By George Brown
Alberta plans to come out of the global economic recession the same way it when in last fall — as Canada’s economic leader.
Premier Ed Stelmach met with publishers and editors at the Alberta Weekly Newspapers Association (AWNA) at their recent annual convention in Edmonton to discuss the province’s future behind the wheel of Canada’s economy.
“The recession may or may not be coming to and end — depending on who you listen to,” Stelmach said.
But he confirmed Alberta still expects to run a $6.9 billion deficit for the current fiscal year.
“For a lot of Albertans, it’s scary news. Many may think we’re going down a road we’ve already travelled and didn’t particularly enjoy the trip the first time.”
Canada’s gross domestic product is up 0.1 per cent — a small amount to be sure but it’s “better than going the other way,” Stelmach said. Before the recession, Canada enjoyed 44 consecutive quarters of economic growth.

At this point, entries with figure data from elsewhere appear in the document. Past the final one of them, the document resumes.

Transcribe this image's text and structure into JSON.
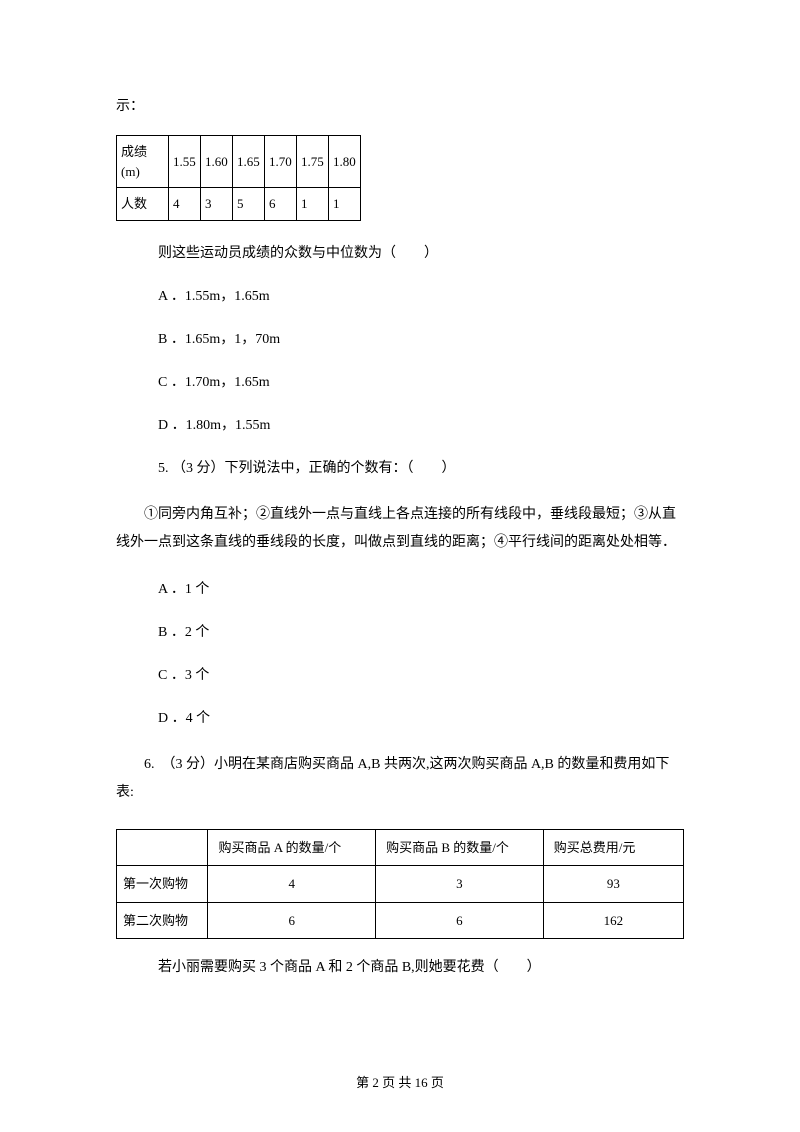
{
  "intro_fragment": "示：",
  "table1": {
    "row1_header": "成绩(m)",
    "row1_cells": [
      "1.55",
      "1.60",
      "1.65",
      "1.70",
      "1.75",
      "1.80"
    ],
    "row2_header": "人数",
    "row2_cells": [
      "4",
      "3",
      "5",
      "6",
      "1",
      "1"
    ]
  },
  "q_table1_prompt": "则这些运动员成绩的众数与中位数为（　　）",
  "q4_options": {
    "a": "A ．1.55m，1.65m",
    "b": "B ．1.65m，1，70m",
    "c": "C ．1.70m，1.65m",
    "d": "D ．1.80m，1.55m"
  },
  "q5_stem": "5. （3 分）下列说法中，正确的个数有：（　　）",
  "q5_para": "①同旁内角互补；②直线外一点与直线上各点连接的所有线段中，垂线段最短；③从直线外一点到这条直线的垂线段的长度，叫做点到直线的距离；④平行线间的距离处处相等．",
  "q5_options": {
    "a": "A ．1 个",
    "b": "B ．2 个",
    "c": "C ．3 个",
    "d": "D ．4 个"
  },
  "q6_stem": "6.　（3 分）小明在某商店购买商品 A,B 共两次,这两次购买商品 A,B 的数量和费用如下表:",
  "table2": {
    "headers": [
      "",
      "购买商品 A 的数量/个",
      "购买商品 B 的数量/个",
      "购买总费用/元"
    ],
    "rows": [
      [
        "第一次购物",
        "4",
        "3",
        "93"
      ],
      [
        "第二次购物",
        "6",
        "6",
        "162"
      ]
    ]
  },
  "q6_followup": "若小丽需要购买 3 个商品 A 和 2 个商品 B,则她要花费（　　）",
  "footer": "第 2 页 共 16 页"
}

While Alberta will wrestle with spending cuts and policies to bring the deficit under control, Stelmach said economists predict “growth will be quicker and it will be stronger in Alberta than in most other places.”
He warned that even if the economy turns around quickly, it could still be three years before government coffers are in the black. It takes that long for industry to see a profit from new business, for them to be taxed on their profits and for the government to collect that tax.
But the government is not planning to levy any new taxes nor increase current personal or businesses taxes.
“You can’t tax yourself out of recession,” he said.
“It’s easy to hold the line on taxes when the economy is humming along, it’s harder but even more important to do during times like now when the economy is struggling.
“This is not like the last time,” the premier said. “We’re in a completely different position. We’re better positioned than anybody else in Canada and quite frankly, anybody else in North America.
The premier said although Alberta has the “most volatile revenue stream of any jurisdiction in North America,” his government was prepared for the worst by creating the $17 billion sustainability fund. “It’s a very liquid fund; it’s in the bank.”
That fund will be used to allow the government to continue spending on necessary infrastructure and “cushion the blow” of cuts to education and health programs.
“We will tackle the recession and deal with the deficit. That’s why our economic plan includes investment in infrastructure even while we tighten our belts.”
Stelmach said Alberta is better off than other provinces because the government doesn’t have to borrow money to balance its books. British Columbia is looking at a $3-billion deficit this year but it has a $30-billion debt. Alberta has a deficit twice as big and no debt, and won’t have to go in debt to make up the shortfall.
“We don’t have to go to the bank and borrow money. The money’s there.”
Stelmach met Sept. 11 with the premiers of British Columbia and Saskatchewan to develop a Western Economic Partnership. This agreement would see the three provinces working as one economic unit to strengthen internal trade, innovation and international marketing by breaking down inter-provincial trade barriers.
“Nobody’s going to carry this country out of this recession…(other) than Western Canada.”
He said the West’s potash, oil, natural gas and timber resources, as well as tourism and agriculture, will lead the region out of recession and into a sustained period of new economic growth.
The premiers also signed a memorandum of understanding on carbon capture and storage that will see the provinces co-operate on energy research. Stelmach is concerned a federal election and a change of government would change federal policy on climate change initiatives.
“We’re not going to be pushed off course by challenging times,” Stelmach said. “Instead, we’ll strive to give all Albertans confidence and stability from their government, making the best decisions for our province’s future.”